To investigate the ability of odontogenic differentiation and mineralization on NF and SW scaffolds, ALP activity quantification, real-time PCR, calcium content assay, SEM and histological analyses were carried out. ALP is regarded as an early marker of osteogenic differentiation and hard tissue formation [31
]. Col I, OCN and DSPP were chosen as gene markers for the odontogenic phenotype. Collagen I is the predominant protein and the basis for dentin repair [7
]. OCN, a vitamin K-dependent noncollagenous ECM protein, is generally regarded as a late marker for osteogenic and odontogenic differentiation [32
]. DSPP is the major dentinal noncollagenous protein and plays a crucial role during dentinogenesis [33
]. From our results, DPSCs cultured on NF scaffolds showed significantly higher ALP activity than those on SW scaffolds. In addition, the expression of the specific markers associated with odontogenic differentiation, especially OCN and DSPP, was upregulated on NF scaffolds compared with those on SW scaffolds. The high levels of OCN and DSPP mRNA in cells on NF scaffolds were consistent with more mineral formation observed in NF scaffolds. These findings suggest that DPSCs grown on NF scaffolds allowed for enhanced expression of the odontoblast phenotype compared to SW scaffolds. In terms of mineralization, von Kossa staining and calcium content assay revealed a greater amount of mineral generated in the NF scaffolds compared with that in the SW scaffolds. This was also confirmed by the SEM and EDX results. Consistent with the in vitro
studies, results from in vivo
studies showed that the newly formed ECM in NF scaffolds were strongly immunostained for DSP, which indicated that the DPSCs differentiated into odontoblast-like cells and regenerated dentin-like hard tissue in the NF scaffolds. Taken together, these outcomes provided strong evidence that NF scaffolds better promoted odontogenic differentiation and mineralization than SW scaffolds both in vitro
and in vivo
Several factors might have contributed to the enhanced odontogenic differentiation and mineralization of human DPSCs on the NF scaffolds. In dentin tissue, type I collagen is considered to provide initiation sites for calcification and have been verified to modulate odontogenic differentiation and mineralization [7
]. These effects were mediated by the interaction of collagen with integrin receptors present on the cell membrane [8
]. NF-PLLA scaffolds with interconnected macropores were fabricated in our laboratory to imitate type I collagen fibers [18
]. Our previous results demonstrated that NF scaffolds adsorbed greater quantities of cell adhesion proteins (such as fibronectin) than SW scaffolds [26
]. In dentin tissue, fibronectin enhances the differentiation of odontoblasts and dentine formation [34
]. A fibronectin-rich matrix may serve as a reservoir of growth factors, which have participated in the differentiation of odontoblasts [36
]. Our findings suggest that nanofibrous architecture of PLLA scaffolds exhibited certain characteristics similar to natural collagen fibers to facilitate the odontogenic differentiation and biomineralization of human DPSCs.

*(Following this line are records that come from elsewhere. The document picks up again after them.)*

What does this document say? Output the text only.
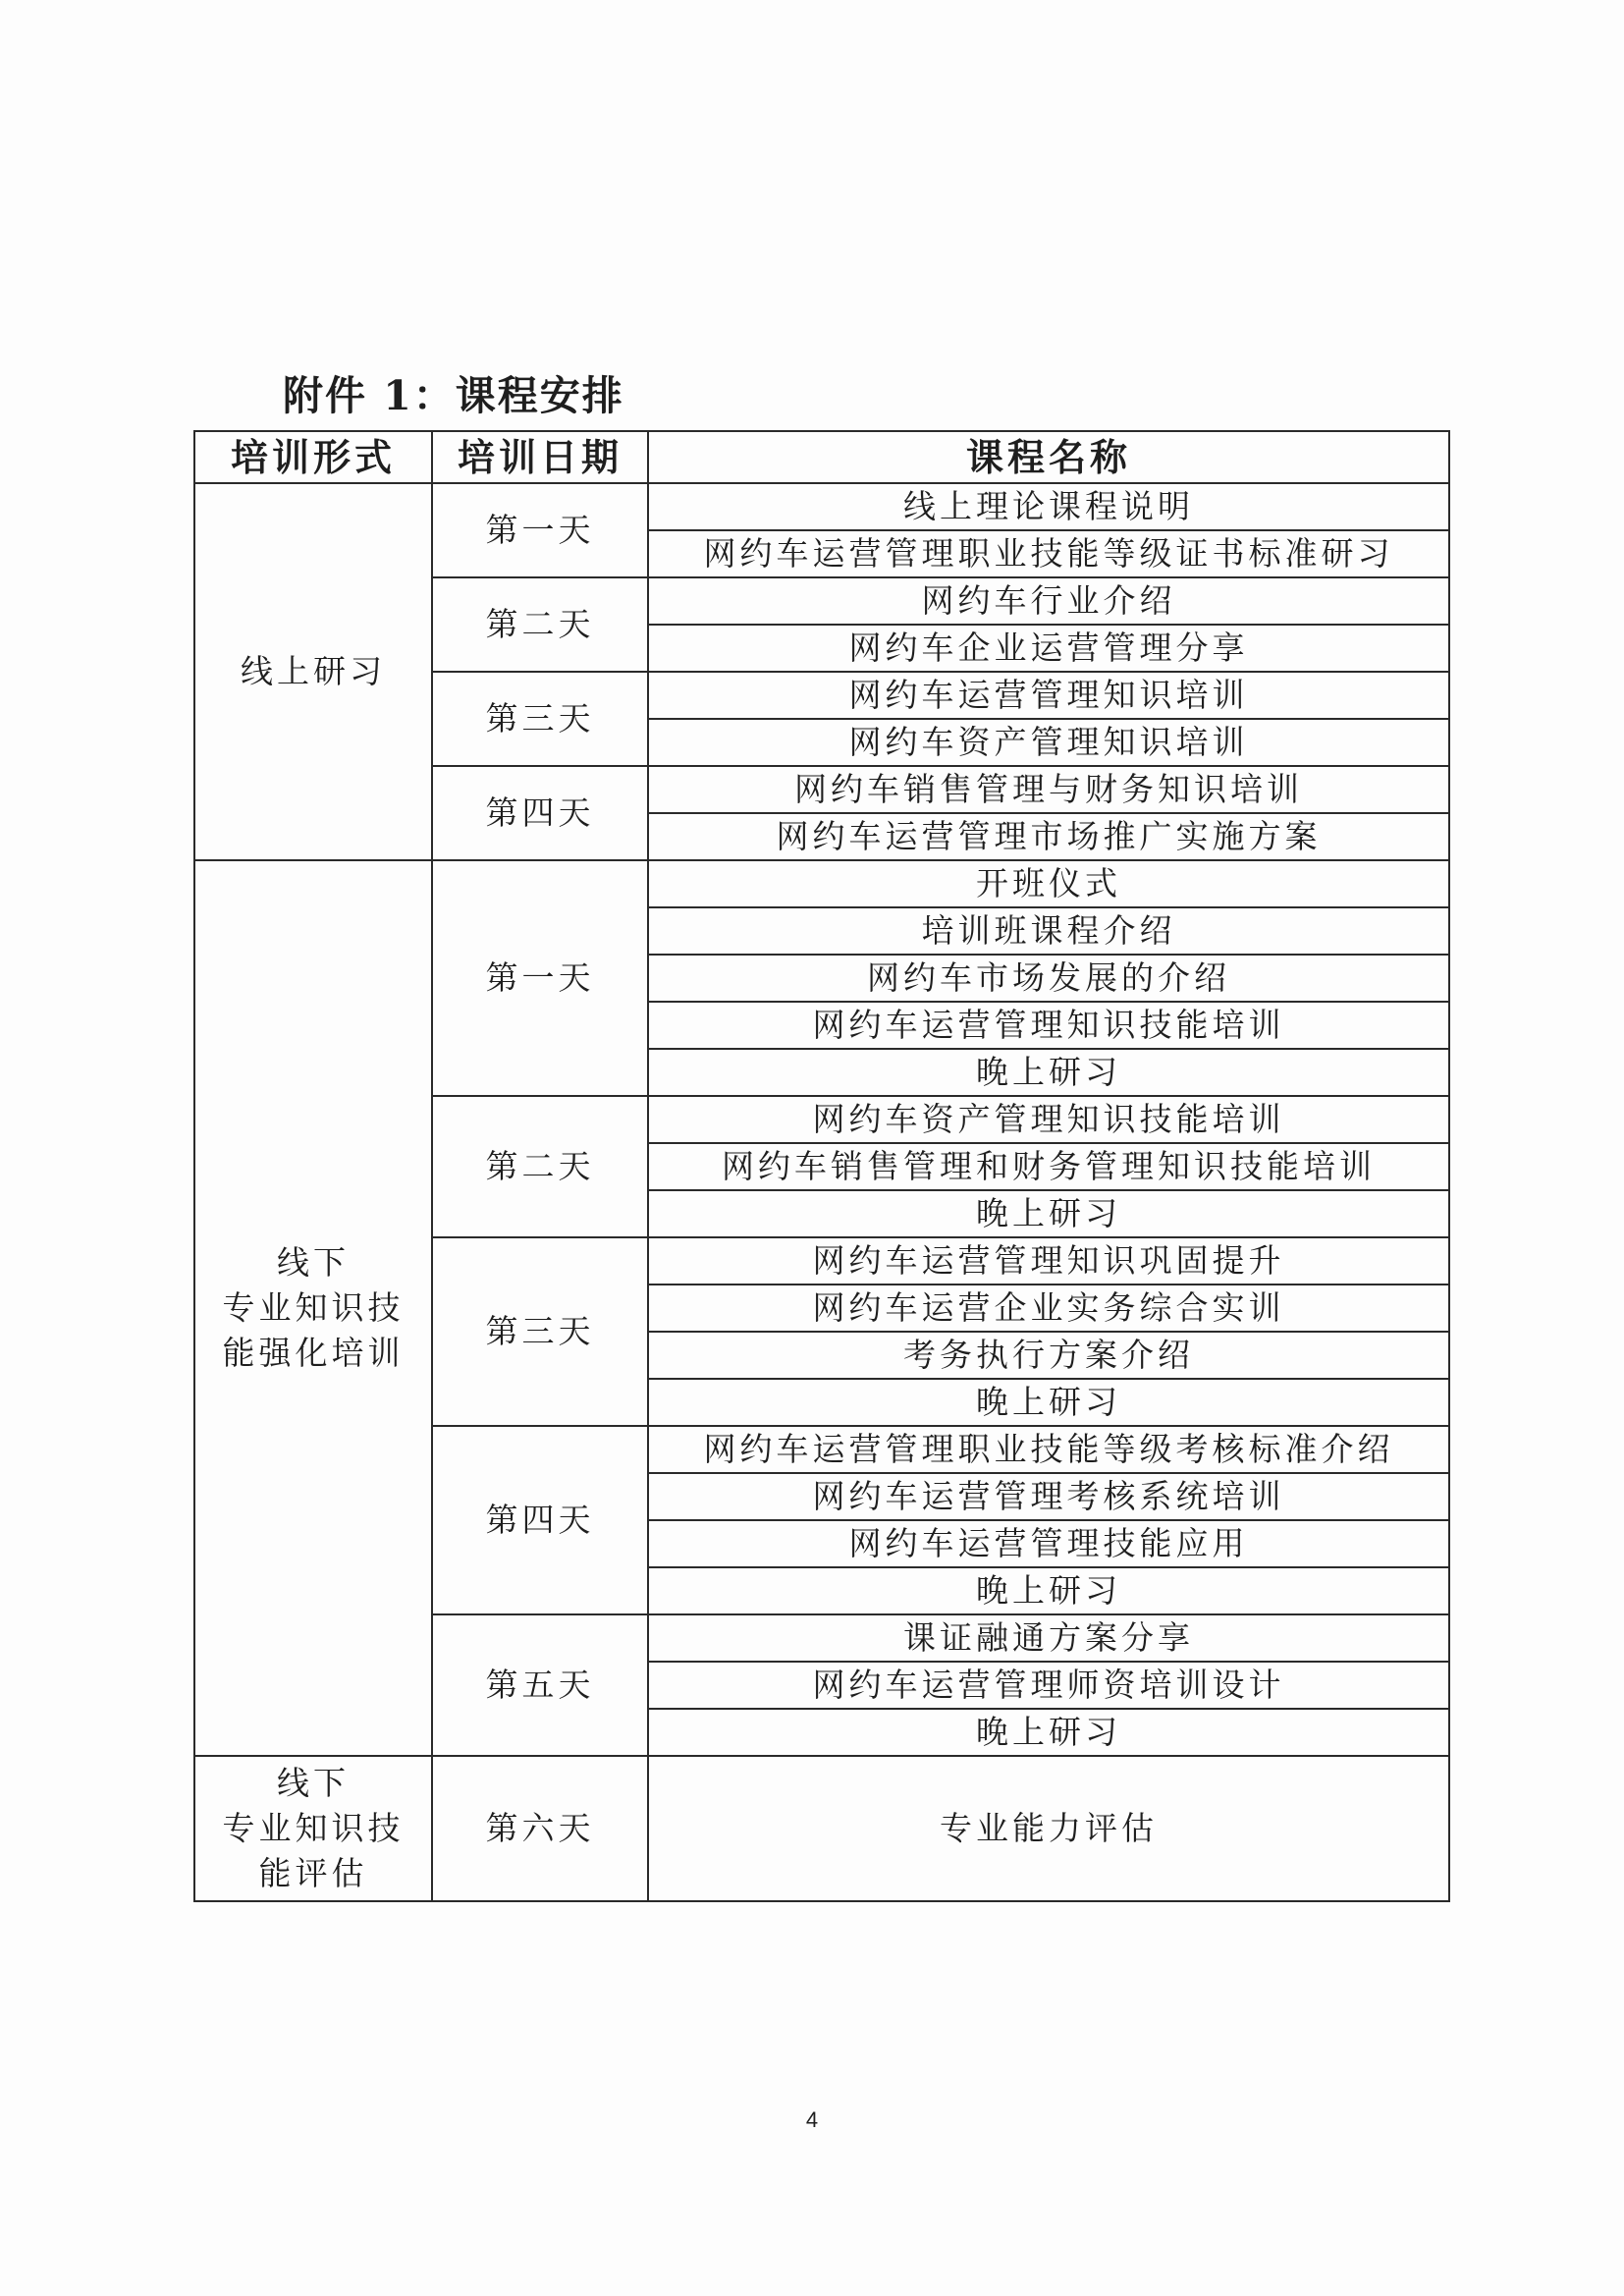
附件 1：课程安排
培训形式	培训日期	课程名称
线上研习	第一天	线上理论课程说明
		网约车运营管理职业技能等级证书标准研习
	第二天	网约车行业介绍
		网约车企业运营管理分享
	第三天	网约车运营管理知识培训
		网约车资产管理知识培训
	第四天	网约车销售管理与财务知识培训
		网约车运营管理市场推广实施方案
线下
专业知识技
能强化培训	第一天	开班仪式
		培训班课程介绍
		网约车市场发展的介绍
		网约车运营管理知识技能培训
		晚上研习
	第二天	网约车资产管理知识技能培训
		网约车销售管理和财务管理知识技能培训
		晚上研习
	第三天	网约车运营管理知识巩固提升
		网约车运营企业实务综合实训
		考务执行方案介绍
		晚上研习
	第四天	网约车运营管理职业技能等级考核标准介绍
		网约车运营管理考核系统培训
		网约车运营管理技能应用
		晚上研习
	第五天	课证融通方案分享
		网约车运营管理师资培训设计
		晚上研习
线下
专业知识技
能评估	第六天	专业能力评估
4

Although DSP-positive staining and hard tissue formation were confirmed, no typical palisade arrangement of the cells and dentin-pulp like tissue were identified in the implants in both of the scaffolds. In this study, we focused on investigating the influences of NF scaffolds on the differentiation of the cells. While not being the focus of this study, signaling molecules also play a vital role in tissue regeneration. More investigation on optimal odontogenic factors, their spatial and temporal application, and integration with scaffolds may lead to further improved microenvironments for high quality dentin regeneration, which will be explored in our future studies.